Question

If the area of a right angled triangle with hypotenuse 5 is maximum, then its perimeter is

• A. 12
• B. \( 2\sqrt{3}+\sqrt{13}+5 \)
• C. \( 7+\sqrt{21} \)
• D. \( 5(\sqrt{2}+1) \)

Hint:

For a right-angled triangle with fixed hypotenuse \(h\), the area \( A = \frac{1}{2}ab \) is maximized when the triangle is isosceles, i.e., \( a=b \). In this case, \( a^2+a^2 = h^2 \implies 2a^2=h^2 \implies a = h/\sqrt{2} \).

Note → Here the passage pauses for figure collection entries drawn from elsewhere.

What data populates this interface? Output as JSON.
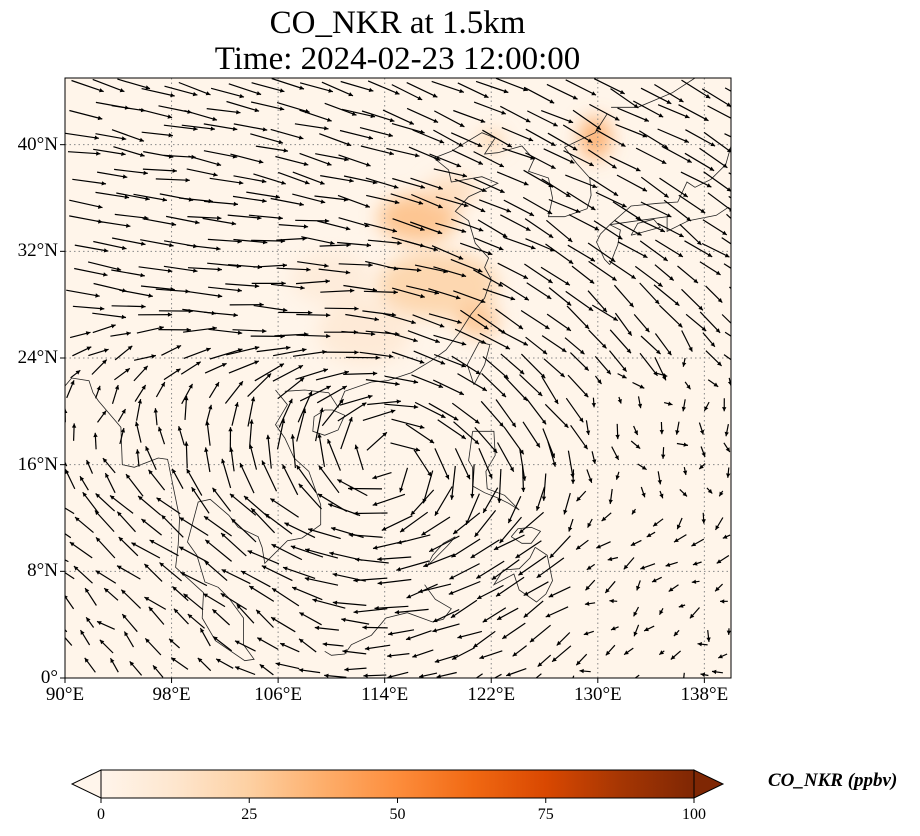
{
  "title": {
    "line1": "CO_NKR at 1.5km",
    "line2": "Time: 2024-02-23 12:00:00"
  },
  "map": {
    "lon_range": [
      90,
      140
    ],
    "lat_range": [
      0,
      45
    ],
    "background_color": "#fff5ea",
    "lat_ticks": [
      {
        "value": 0,
        "label": "0°"
      },
      {
        "value": 8,
        "label": "8°N"
      },
      {
        "value": 16,
        "label": "16°N"
      },
      {
        "value": 24,
        "label": "24°N"
      },
      {
        "value": 32,
        "label": "32°N"
      },
      {
        "value": 40,
        "label": "40°N"
      }
    ],
    "lon_ticks": [
      {
        "value": 90,
        "label": "90°E"
      },
      {
        "value": 98,
        "label": "98°E"
      },
      {
        "value": 106,
        "label": "106°E"
      },
      {
        "value": 114,
        "label": "114°E"
      },
      {
        "value": 122,
        "label": "122°E"
      },
      {
        "value": 130,
        "label": "130°E"
      },
      {
        "value": 138,
        "label": "138°E"
      }
    ],
    "gridlines": "dotted",
    "plume_regions": [
      {
        "lon": 116.5,
        "lat": 34.5,
        "rlon": 3.0,
        "rlat": 1.8,
        "value": 32
      },
      {
        "lon": 118.0,
        "lat": 29.5,
        "rlon": 4.5,
        "rlat": 2.5,
        "value": 24
      },
      {
        "lon": 121.0,
        "lat": 26.8,
        "rlon": 1.6,
        "rlat": 1.2,
        "value": 30
      },
      {
        "lon": 129.8,
        "lat": 40.5,
        "rlon": 1.2,
        "rlat": 1.6,
        "value": 40
      },
      {
        "lon": 122.0,
        "lat": 40.3,
        "rlon": 1.0,
        "rlat": 0.7,
        "value": 25
      },
      {
        "lon": 119.0,
        "lat": 36.5,
        "rlon": 2.0,
        "rlat": 1.2,
        "value": 18
      },
      {
        "lon": 112.5,
        "lat": 26.0,
        "rlon": 3.5,
        "rlat": 2.5,
        "value": 10
      },
      {
        "lon": 110.0,
        "lat": 30.0,
        "rlon": 3.0,
        "rlat": 2.0,
        "value": 8
      }
    ],
    "wind_field": {
      "description": "quiver arrows of horizontal wind at 1.5 km",
      "grid_spacing_deg": 1.7
    }
  },
  "colorbar": {
    "label": "CO_NKR (ppbv)",
    "min": 0,
    "max": 100,
    "extend": "both",
    "colormap": [
      "#fff5eb",
      "#fee6ce",
      "#fdd0a2",
      "#fdae6b",
      "#fd8d3c",
      "#f16913",
      "#d94801",
      "#a63603",
      "#7f2704"
    ],
    "ticks": [
      {
        "value": 0,
        "label": "0"
      },
      {
        "value": 25,
        "label": "25"
      },
      {
        "value": 50,
        "label": "50"
      },
      {
        "value": 75,
        "label": "75"
      },
      {
        "value": 100,
        "label": "100"
      }
    ]
  }
}
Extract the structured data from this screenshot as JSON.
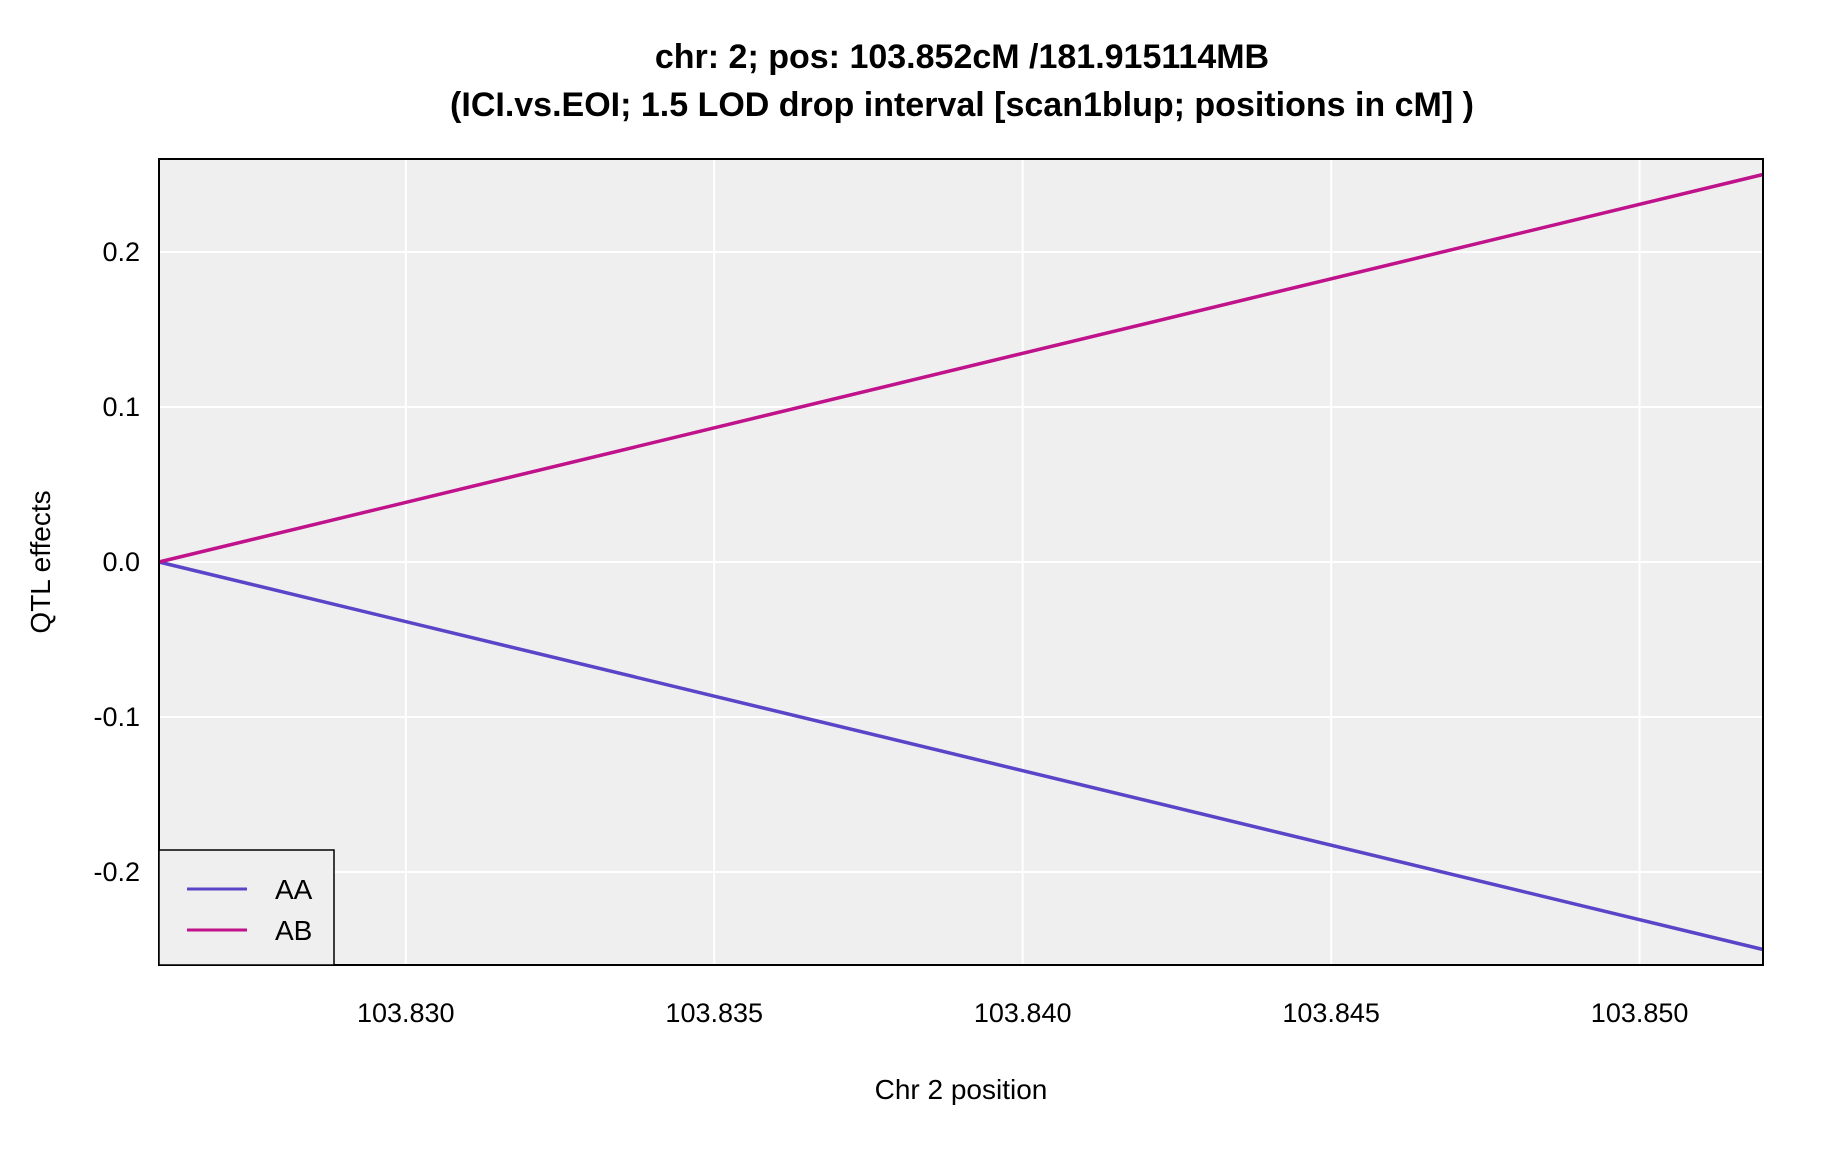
{
  "chart_data": {
    "type": "line",
    "title": "chr: 2; pos: 103.852cM /181.915114MB",
    "subtitle": "(ICI.vs.EOI; 1.5 LOD drop interval [scan1blup; positions in cM] )",
    "xlabel": "Chr 2 position",
    "ylabel": "QTL effects",
    "xlim": [
      103.826,
      103.852
    ],
    "ylim": [
      -0.26,
      0.26
    ],
    "xticks": [
      103.83,
      103.835,
      103.84,
      103.845,
      103.85
    ],
    "xtick_labels": [
      "103.830",
      "103.835",
      "103.840",
      "103.845",
      "103.850"
    ],
    "yticks": [
      -0.2,
      -0.1,
      0.0,
      0.1,
      0.2
    ],
    "ytick_labels": [
      "-0.2",
      "-0.1",
      "0.0",
      "0.1",
      "0.2"
    ],
    "grid": true,
    "legend_position": "bottom-left",
    "series": [
      {
        "name": "AA",
        "color": "#5A45C8",
        "x": [
          103.826,
          103.852
        ],
        "y": [
          0.0,
          -0.25
        ]
      },
      {
        "name": "AB",
        "color": "#C0128A",
        "x": [
          103.826,
          103.852
        ],
        "y": [
          0.0,
          0.25
        ]
      }
    ]
  }
}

The sides are \( h/\sqrt{2}, h/\sqrt{2}, h \). Perimeter \( = h/\sqrt{2} + h/\sqrt{2} + h = \sqrt{2}h + h = h(\sqrt{2}+1) \).

Answer 1

The Correct Option is D

Let the sides of the right-angled triangle containing the right angle be \(a\) and \(b\).
Let the hypotenuse be \(h\).
Given \(h=5\).
By Pythagoras theorem, \( a^2+b^2 = h^2 = 5^2 = 25 \).
Area of the triangle \( A = \frac{1}{2}ab \).
We want to maximize area A.
Let \( a = 5\cos\theta \) and \( b = 5\sin\theta \), where \( \theta \) is one of the acute angles.
Then \( A(\theta) = \frac{1}{2} (5\cos\theta)(5\sin\theta) = \frac{25}{2} \sin\theta\cos\theta = \frac{25}{4} (2\sin\theta\cos\theta) = \frac{25}{4}\sin(2\theta) \).
Area A is maximum when \( \sin(2\theta) \) is maximum, which is 1.
This occurs when \( 2\theta = \pi/2 \implies \theta = \pi/4 \).
When \( \theta = \pi/4 \), the triangle is an isosceles right-angled triangle.
Sides are \( a = 5\cos(\pi/4) = 5 \cdot \frac{1}{\sqrt{2}} = \frac{5}{\sqrt{2}} \).
And \( b = 5\sin(\pi/4) = 5 \cdot \frac{1}{\sqrt{2}} = \frac{5}{\sqrt{2}} \).
Check: \( a^2+b^2 = (\frac{5}{\sqrt{2}})^2 + (\frac{5}{\sqrt{2}})^2 = \frac{25}{2} + \frac{25}{2} = \frac{50}{2} = 25 = 5^2 \).
Correct.
The perimeter P is \( a+b+h \).
\[ P = \frac{5}{\sqrt{2}} + \frac{5}{\sqrt{2}} + 5 = \frac{10}{\sqrt{2}} + 5 = 5\sqrt{2} + 5 \] \[ P = 5(\sqrt{2}+1) \] This matches option (4).